そのことが少し残念に……私はなにを考えているのでしょうか。聖王国の聖女なのに他国の枢機卿さまに彼の問題のある言葉を聞いていて欲しかったなんて……。治癒しか取り柄のない私が考えても仕方ないと席を立ち、教会の中庭を皆さまと一緒に移動します。私たちが廊下を歩いているとアルバトロス王国教会の皆さまが隅に寄り、頭を下げてくれています。
「…………」
無言で頭を下げる老齢の女性から香る臭いが私の鼻を突きました。これは……死の臭いです。貧民街で命が持たない方から臭う独特な香りです。どうして教会にという疑問と、早く魔術を施さなければ彼女が亡くなってしまうと私の心が焦ります。
「カルヴァイン枢機卿さま」
失礼だと理解していても、私のどうにかしなければという気持ちは止まらずカルヴァイン枢機卿さまに声を掛けてしまいます。件の女性は私たちが離れたことを確認して、ゆっくりとどこかに歩いて行っております。
「どう致しました?」
「言い辛いのですが、先ほど廊下ですれ違ったご婦人は大病を患っていらっしゃるのではありませんか?」
不躾に名前を呼んでしまったというのに彼は不思議そうな顔で私を見たあと、少し険しい表情を浮かべました。

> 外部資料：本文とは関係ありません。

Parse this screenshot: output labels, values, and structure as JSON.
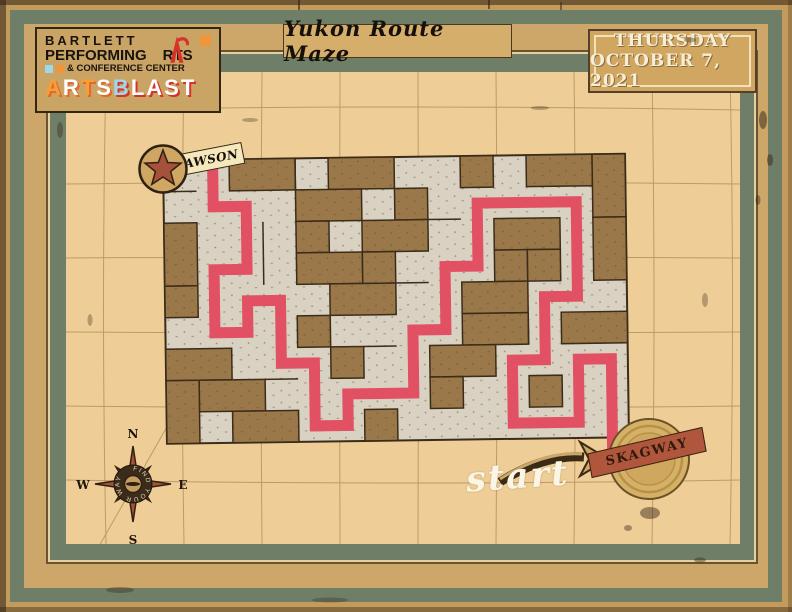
{
  "title": "Yukon Route Maze",
  "event_date": {
    "line1": "THURSDAY",
    "line2": "OCTOBER 7, 2021"
  },
  "logo": {
    "line1": "BARTLETT",
    "line2_pre": "PERFORMING",
    "line2_post": "RTS",
    "line3": "& CONFERENCE CENTER",
    "artsblast": [
      {
        "ch": "A",
        "color": "#f69f36",
        "shadow": "#e4692c"
      },
      {
        "ch": "R",
        "color": "#ffffff",
        "shadow": "#e4692c"
      },
      {
        "ch": "T",
        "color": "#f69f36",
        "shadow": "#e4692c"
      },
      {
        "ch": "S",
        "color": "#ffffff",
        "shadow": "#e4692c"
      },
      {
        "ch": "B",
        "color": "#9ed8ea",
        "shadow": "#d9322b"
      },
      {
        "ch": "L",
        "color": "#ffffff",
        "shadow": "#d9322b"
      },
      {
        "ch": "A",
        "color": "#ffffff",
        "shadow": "#d9322b"
      },
      {
        "ch": "S",
        "color": "#ffffff",
        "shadow": "#d9322b"
      },
      {
        "ch": "T",
        "color": "#ffffff",
        "shadow": "#d9322b"
      }
    ]
  },
  "labels": {
    "start": "start",
    "dawson": "DAWSON",
    "skagway": "SKAGWAY"
  },
  "compass": {
    "n": "N",
    "e": "E",
    "s": "S",
    "w": "W",
    "center_text": "FIND YOUR WAY"
  },
  "colors": {
    "frame_tan": "#c39b5c",
    "frame_teal": "#6f7f67",
    "interior": "#eecd96",
    "maze_corridor": "#d9d2c2",
    "maze_wall": "#9a7849",
    "maze_line": "#3b2c1a",
    "solution": "#e25064",
    "badge_red": "#a6523a",
    "ribbon_red": "#b0563c",
    "medal_gold": "#d5b168",
    "date_box": "#d1a660"
  },
  "maze": {
    "cols": 14,
    "rows": 9,
    "cell_w": 33,
    "cell_h": 31.5,
    "blocks": [
      [
        2,
        0,
        2,
        1
      ],
      [
        5,
        0,
        2,
        1
      ],
      [
        9,
        0,
        1,
        1
      ],
      [
        11,
        0,
        2,
        1
      ],
      [
        4,
        1,
        2,
        1
      ],
      [
        7,
        1,
        1,
        1
      ],
      [
        13,
        0,
        1,
        2
      ],
      [
        0,
        2,
        1,
        2
      ],
      [
        4,
        2,
        1,
        1
      ],
      [
        6,
        2,
        2,
        1
      ],
      [
        10,
        2,
        2,
        1
      ],
      [
        13,
        2,
        1,
        2
      ],
      [
        4,
        3,
        2,
        1
      ],
      [
        6,
        3,
        1,
        1
      ],
      [
        10,
        3,
        1,
        1
      ],
      [
        11,
        3,
        1,
        1
      ],
      [
        0,
        4,
        1,
        1
      ],
      [
        5,
        4,
        2,
        1
      ],
      [
        9,
        4,
        2,
        1
      ],
      [
        4,
        5,
        1,
        1
      ],
      [
        9,
        5,
        2,
        1
      ],
      [
        12,
        5,
        2,
        1
      ],
      [
        0,
        6,
        2,
        1
      ],
      [
        5,
        6,
        1,
        1
      ],
      [
        8,
        6,
        2,
        1
      ],
      [
        1,
        7,
        2,
        1
      ],
      [
        8,
        7,
        1,
        1
      ],
      [
        11,
        7,
        1,
        1
      ],
      [
        0,
        7,
        1,
        2
      ],
      [
        2,
        8,
        2,
        1
      ],
      [
        6,
        8,
        1,
        1
      ]
    ],
    "inner_walls": [
      [
        4,
        0,
        4,
        1
      ],
      [
        0,
        1,
        1,
        1
      ],
      [
        3,
        2,
        3,
        4
      ],
      [
        3,
        7,
        4,
        7
      ],
      [
        8,
        2,
        9,
        2
      ],
      [
        11,
        5,
        11,
        6
      ],
      [
        6,
        6,
        7,
        6
      ],
      [
        7,
        4,
        8,
        4
      ]
    ],
    "solution_path": [
      [
        13,
        9.3
      ],
      [
        13,
        6
      ],
      [
        12,
        6
      ],
      [
        12,
        8
      ],
      [
        10,
        8
      ],
      [
        10,
        6
      ],
      [
        11,
        6
      ],
      [
        11,
        4
      ],
      [
        12,
        4
      ],
      [
        12,
        1
      ],
      [
        9,
        1
      ],
      [
        9,
        3
      ],
      [
        8,
        3
      ],
      [
        8,
        5
      ],
      [
        7,
        5
      ],
      [
        7,
        7
      ],
      [
        5,
        7
      ],
      [
        5,
        8
      ],
      [
        4,
        8
      ],
      [
        4,
        6
      ],
      [
        3,
        6
      ],
      [
        3,
        4
      ],
      [
        2,
        4
      ],
      [
        2,
        5
      ],
      [
        1,
        5
      ],
      [
        1,
        3
      ],
      [
        2,
        3
      ],
      [
        2,
        1
      ],
      [
        1,
        1
      ],
      [
        1,
        -0.6
      ]
    ]
  }
}
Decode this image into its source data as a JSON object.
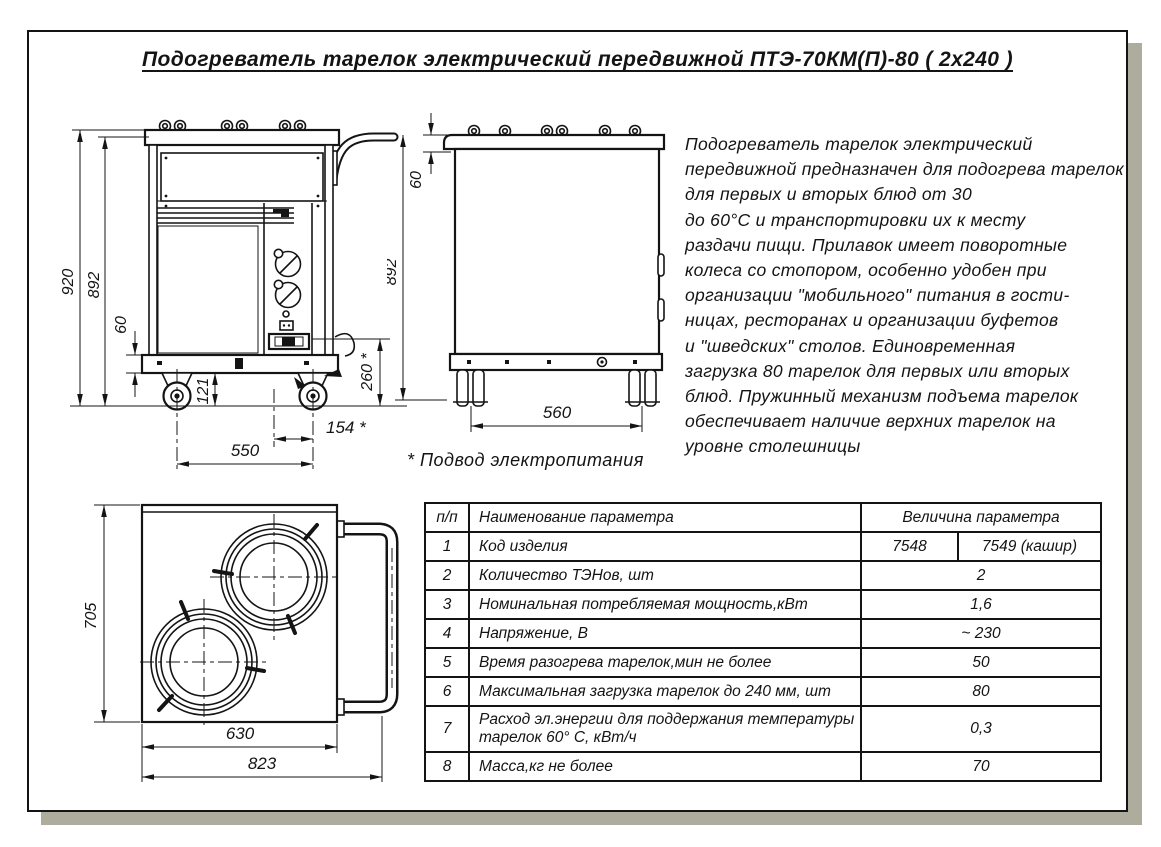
{
  "title": "Подогреватель тарелок электрический передвижной  ПТЭ-70КМ(П)-80 ( 2х240 )",
  "description": {
    "lines": [
      "Подогреватель тарелок электрический",
      "передвижной предназначен для подогрева тарелок",
      "для первых и вторых блюд от 30",
      "до 60°С и транспортировки их к месту",
      "раздачи пищи. Прилавок имеет поворотные",
      "колеса со стопором, особенно удобен при",
      "организации \"мобильного\" питания в гости-",
      "ницах, ресторанах и организации буфетов",
      "и \"шведских\" столов. Единовременная",
      "загрузка 80 тарелок для первых или вторых",
      "блюд. Пружинный механизм подъема тарелок",
      "обеспечивает наличие верхних тарелок на",
      "уровне столешницы"
    ]
  },
  "note": "* Подвод электропитания",
  "drawings": {
    "front_view": {
      "dims": {
        "height_overall": "920",
        "height_body": "892",
        "base_height": "60",
        "wheel_clearance": "121",
        "wheel_base": "550",
        "cable_offset": "154 *",
        "cable_height": "260 *"
      }
    },
    "side_view": {
      "dims": {
        "top_height": "60",
        "height_body": "892",
        "wheel_base": "560"
      }
    },
    "top_view": {
      "dims": {
        "depth": "705",
        "body_width": "630",
        "overall_width": "823"
      }
    }
  },
  "table": {
    "headers": {
      "num": "п/п",
      "name": "Наименование параметра",
      "value": "Величина параметра"
    },
    "rows": [
      {
        "num": "1",
        "name": "Код изделия",
        "value": "7548",
        "value2": "7549 (кашир)"
      },
      {
        "num": "2",
        "name": "Количество ТЭНов, шт",
        "value": "2"
      },
      {
        "num": "3",
        "name": "Номинальная потребляемая мощность,кВт",
        "value": "1,6"
      },
      {
        "num": "4",
        "name": "Напряжение, В",
        "value": "~ 230"
      },
      {
        "num": "5",
        "name": "Время разогрева тарелок,мин не более",
        "value": "50"
      },
      {
        "num": "6",
        "name": "Максимальная загрузка тарелок до 240 мм, шт",
        "value": "80"
      },
      {
        "num": "7",
        "name": "Расход эл.энергии для поддержания температуры тарелок 60° С, кВт/ч",
        "value": "0,3"
      },
      {
        "num": "8",
        "name": "Масса,кг не более",
        "value": "70"
      }
    ]
  },
  "colors": {
    "line": "#141414",
    "shadow": "#aeac9c",
    "paper": "#ffffff"
  }
}
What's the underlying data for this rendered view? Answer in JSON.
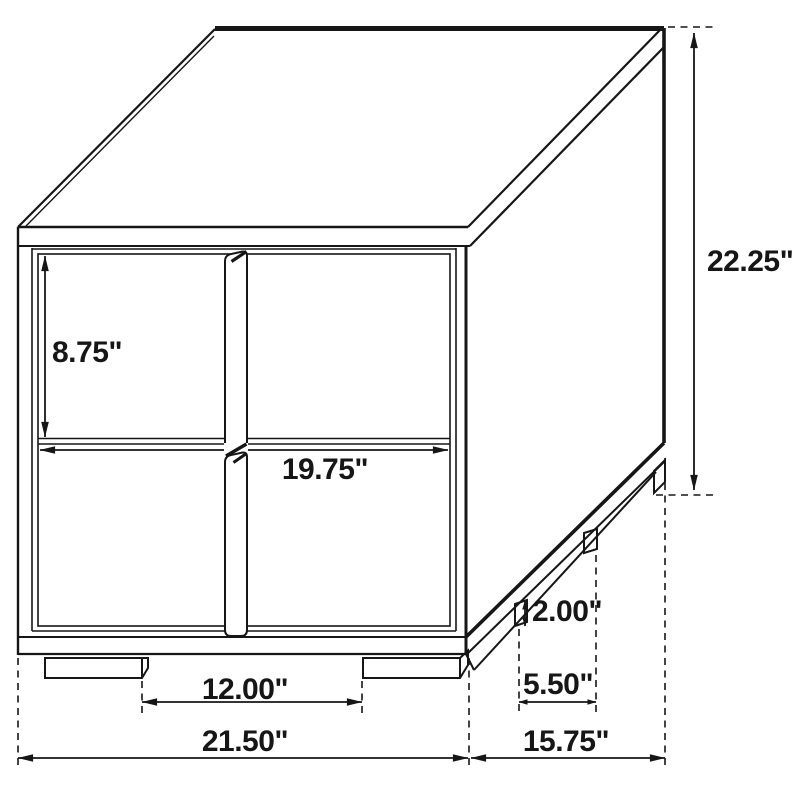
{
  "diagram": {
    "type": "furniture-dimension-drawing",
    "subject": "Two-drawer nightstand, isometric line drawing with dimensions",
    "unit": "inches",
    "line_color": "#161616",
    "background_color": "#ffffff"
  },
  "labels": {
    "drawer_height": "8.75\"",
    "overall_height": "22.25\"",
    "opening_width": "19.75\"",
    "base_height": "2.00\"",
    "front_leg_spacing": "12.00\"",
    "side_leg_spacing": "5.50\"",
    "overall_width": "21.50\"",
    "overall_depth": "15.75\""
  }
}
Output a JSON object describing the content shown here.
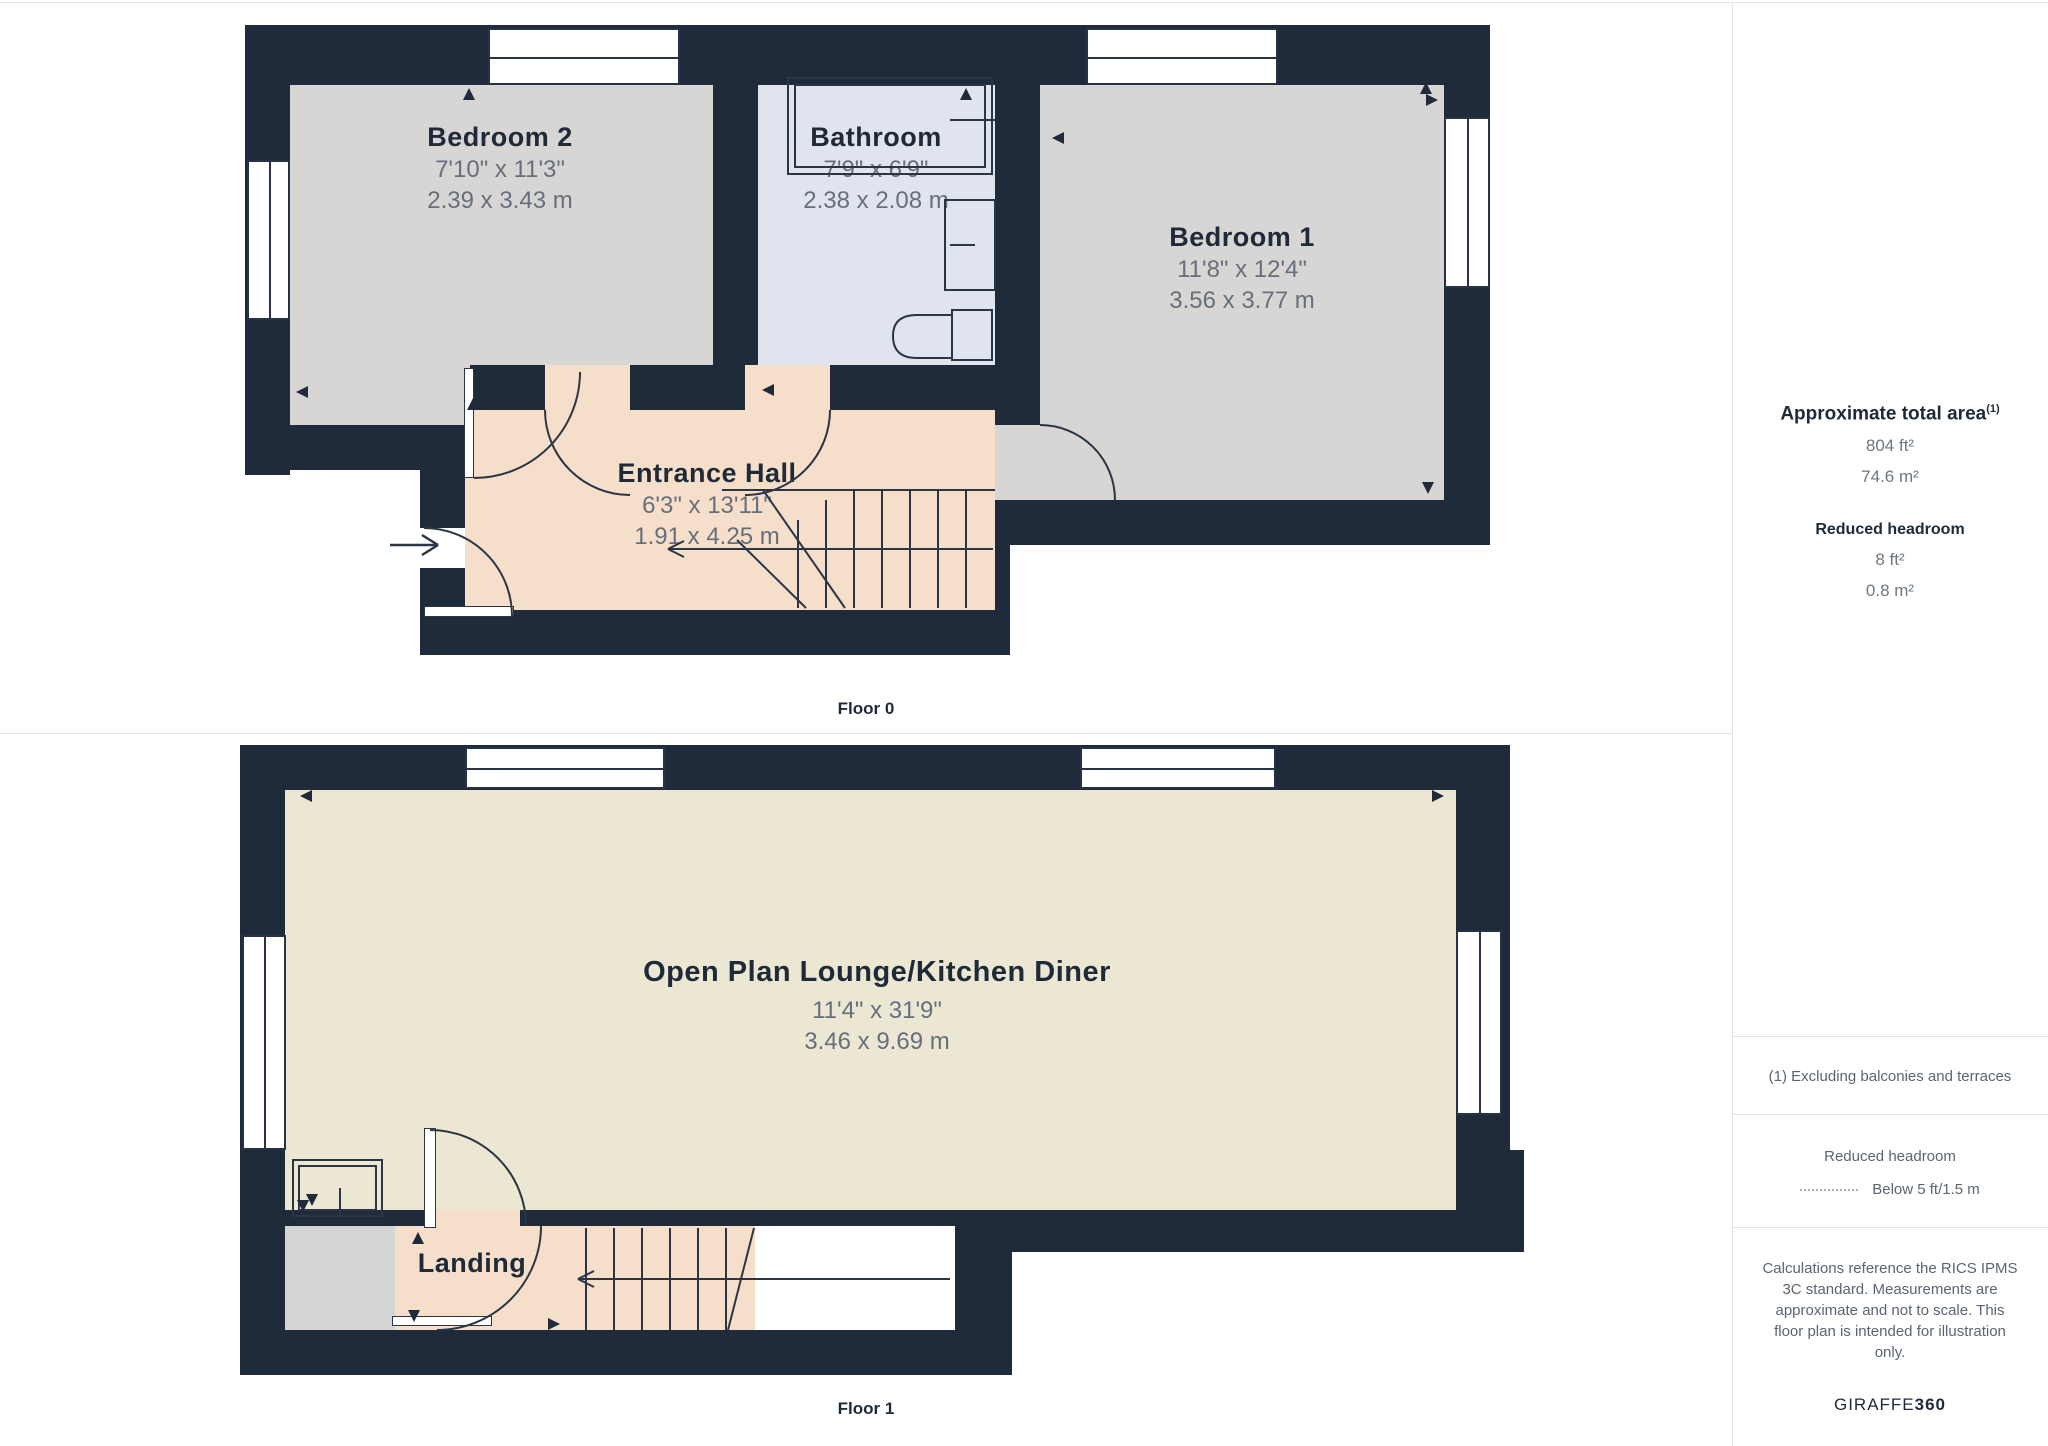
{
  "floor0_label": "Floor 0",
  "floor1_label": "Floor 1",
  "rooms": {
    "bedroom2": {
      "name": "Bedroom 2",
      "imperial": "7'10\" x 11'3\"",
      "metric": "2.39 x 3.43 m"
    },
    "bathroom": {
      "name": "Bathroom",
      "imperial": "7'9\" x 6'9\"",
      "metric": "2.38 x 2.08 m"
    },
    "bedroom1": {
      "name": "Bedroom 1",
      "imperial": "11'8\" x 12'4\"",
      "metric": "3.56 x 3.77 m"
    },
    "entrance_hall": {
      "name": "Entrance Hall",
      "imperial": "6'3\" x 13'11\"",
      "metric": "1.91 x 4.25 m"
    },
    "lounge": {
      "name": "Open Plan Lounge/Kitchen Diner",
      "imperial": "11'4\" x 31'9\"",
      "metric": "3.46 x 9.69 m"
    },
    "landing": {
      "name": "Landing"
    }
  },
  "sidebar": {
    "total_area_title": "Approximate total area",
    "total_area_sup": "(1)",
    "total_area_ft": "804 ft²",
    "total_area_m": "74.6 m²",
    "reduced_headroom_title": "Reduced headroom",
    "reduced_headroom_ft": "8 ft²",
    "reduced_headroom_m": "0.8 m²",
    "footnote": "(1) Excluding balconies and terraces",
    "legend_title": "Reduced headroom",
    "legend_value": "Below 5 ft/1.5 m",
    "disclaimer": "Calculations reference the RICS IPMS 3C standard. Measurements are approximate and not to scale. This floor plan is intended for illustration only.",
    "brand_regular": "GIRAFFE",
    "brand_bold": "360"
  },
  "colors": {
    "wall": "#1f2b3a",
    "bedroom_floor": "#d7d6d4",
    "bathroom_floor": "#e0e4ef",
    "hall_floor": "#f6dfca",
    "lounge_floor": "#ece7d3",
    "reduced_headroom_area": "#d4d4d4",
    "line": "#2b3544",
    "dim_text": "#666f7b",
    "name_text": "#1f2a38"
  }
}
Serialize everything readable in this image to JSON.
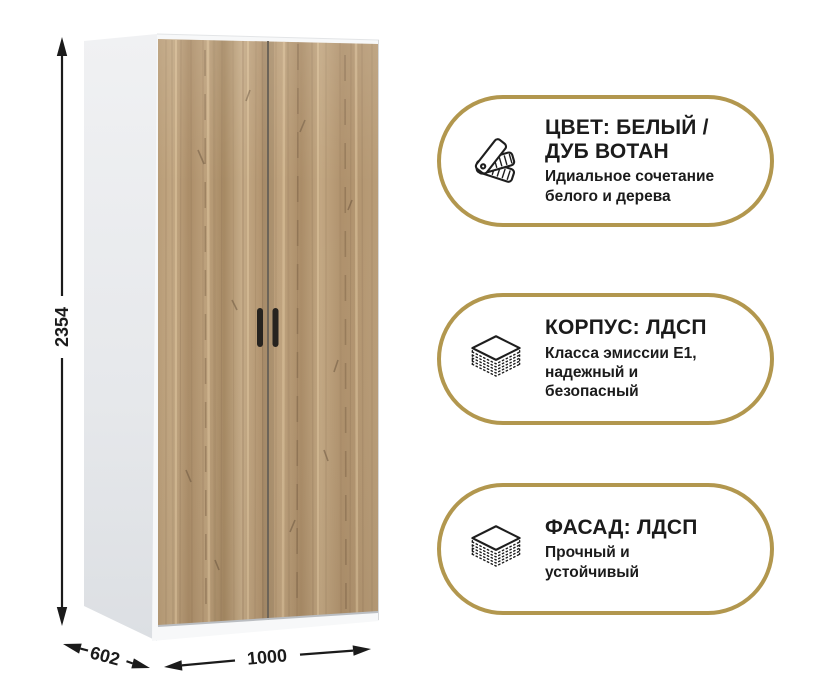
{
  "dimensions": {
    "height": "2354",
    "depth": "602",
    "width": "1000"
  },
  "badges": [
    {
      "title": "ЦВЕТ: БЕЛЫЙ /\nДУБ ВОТАН",
      "subtitle": "Идиальное сочетание\nбелого и дерева",
      "icon": "color-swatch-fan-icon"
    },
    {
      "title": "КОРПУС: ЛДСП",
      "subtitle": "Класса эмиссии Е1,\nнадежный и\nбезопасный",
      "icon": "layered-board-icon"
    },
    {
      "title": "ФАСАД: ЛДСП",
      "subtitle": "Прочный и\nустойчивый",
      "icon": "layered-board-icon"
    }
  ],
  "colors": {
    "badge_border": "#b2974e",
    "text": "#1b1b1b",
    "wood_base": "#b59a79",
    "side_panel": "#e6e8eb",
    "handle": "#26231f"
  }
}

「病気と表現しても良いものでしょうか。彼女は女神さまの下へ旅立つ準備をしているのですから」
教会の一室で痛みを緩和しながら、ご婦人は死を待っているのだそうだ。
「ウルスラ、このあとも予定があるんだ。彼を困らせてはいけないよ。もし君が治癒を施したいのであれば、全ての予定が終わってからだ」
カルヴァイン枢機卿さまは更に形容しがたい顔になり目を細めると、枢機卿さまが私の肩に手を置いてそれ以上は駄目だと遠回しに伝えました。そして廊下の向こうからアストライアー侯爵さまが私たちに合流するために姿を現したのです。